Já o Amarelo Indiano genuíno é possivelmente o pigmento mais misterioso que já chegou na paleta dos artistas. A origem e a composição do pigmento há muito são debatidas, mas nenhum consenso foi alcançado sobre a origem desse pigmento de um amarelo extraordinário. Muito se diz que ele deriva da urina de vacas alimentadas exclusivamente com folhas de manga e água, mas há versões de que ele teria sua origem em uma fonte vegetal. Com seu processo de fabricação perdido na história, sua origem ainda permanece um mistério, apesar das primeiras investigações científicas sobre a composição química do pigmento apoiar a teoria de que o Amarelo Indiano seria um sedimento urinário. 

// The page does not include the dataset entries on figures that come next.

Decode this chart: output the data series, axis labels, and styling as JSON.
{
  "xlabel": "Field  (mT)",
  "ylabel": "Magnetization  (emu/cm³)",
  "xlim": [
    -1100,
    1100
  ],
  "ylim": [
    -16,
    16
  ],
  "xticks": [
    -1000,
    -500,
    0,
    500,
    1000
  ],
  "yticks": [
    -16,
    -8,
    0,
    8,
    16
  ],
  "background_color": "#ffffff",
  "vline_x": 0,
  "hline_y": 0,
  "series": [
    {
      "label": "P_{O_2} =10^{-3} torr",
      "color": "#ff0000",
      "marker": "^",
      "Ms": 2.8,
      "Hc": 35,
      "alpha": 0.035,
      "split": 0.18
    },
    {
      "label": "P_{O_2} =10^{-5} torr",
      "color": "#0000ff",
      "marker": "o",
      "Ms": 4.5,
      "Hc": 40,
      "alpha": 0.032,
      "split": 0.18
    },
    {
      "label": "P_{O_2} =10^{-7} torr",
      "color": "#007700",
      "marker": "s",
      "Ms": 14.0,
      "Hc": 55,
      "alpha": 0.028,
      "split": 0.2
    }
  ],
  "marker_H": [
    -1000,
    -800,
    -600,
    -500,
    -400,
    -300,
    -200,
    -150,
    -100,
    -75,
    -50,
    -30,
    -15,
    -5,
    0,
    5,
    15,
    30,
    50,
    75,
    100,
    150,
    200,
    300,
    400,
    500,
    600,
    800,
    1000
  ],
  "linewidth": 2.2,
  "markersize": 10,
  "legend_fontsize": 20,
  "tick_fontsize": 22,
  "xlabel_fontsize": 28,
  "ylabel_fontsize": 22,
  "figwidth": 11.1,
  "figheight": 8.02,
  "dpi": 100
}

Fig. Amostra de Amarelo Indiano


 

Mas não é só mistério e dissenso que cercam essa cor. Há um consenso geral de que o pigmento foi produzido na Índia e levado, junto com outros itens do Extremo Oriente,  para a Europa por meio de comerciantes de Calcutá, cidade fundada como entreposto comercial da Companhia Britânica das Índias Orientais e capital do país no período da Índia Britânica, de 1773 a 1911. Há também evidências de que o pigmento chegou à Inglaterra na década de 1780 e na Holanda ainda no início do século 17, por meio do comércio com as Índias Orientais. Em 1840, o  Amarelo Indiano integrava, pela primeira vez ,o catálogo da Winsor & Newton, que foi fundada em 1832. 

 

Como e quando a produção e o uso do amarelo indiano começaram na Índia ainda é desconhecido, mas segundo o historiador da arte Moti Chandra, o pigmento teria surgido na Pérsia e introduzido na Índia no século 15, onde foi usado em iluminuras do período Pahari, entre os séculos 17 e 19, porém é mais comumente encontrado durante o período de Mughal, entre o final do século 16 até o século 19. A cor, admirada pela sua transparência, sua textura leve, tonalidade ouro, profunda e luminescente, foi muito utilizada especialmente para pintar pôr do sol, estradas, navios, areia, cor de pele escura e há muitas referências de seu uso em  aquarelas e pintura a óleo em literatura do século 19. 

 

Em 1883, T.N. Mukharji,  funcionário do Governo da Índia e curador do Museu Indiano de Calcutá, viajou para uma área rural ao norte de Calcutá, ao longo do rio Ganges onde documentou o encontro com uma pequena seita de gwalas (leiteiros) que produzia o misterioso pigmento amarelo indiano. Seu relatório, publicado no Journal of the Society of Arts em 1883, é o único relato da produção documentada do Amarelo Indiano e contribuiu para avançar com o fim do mistério sobre a origem do pigmento.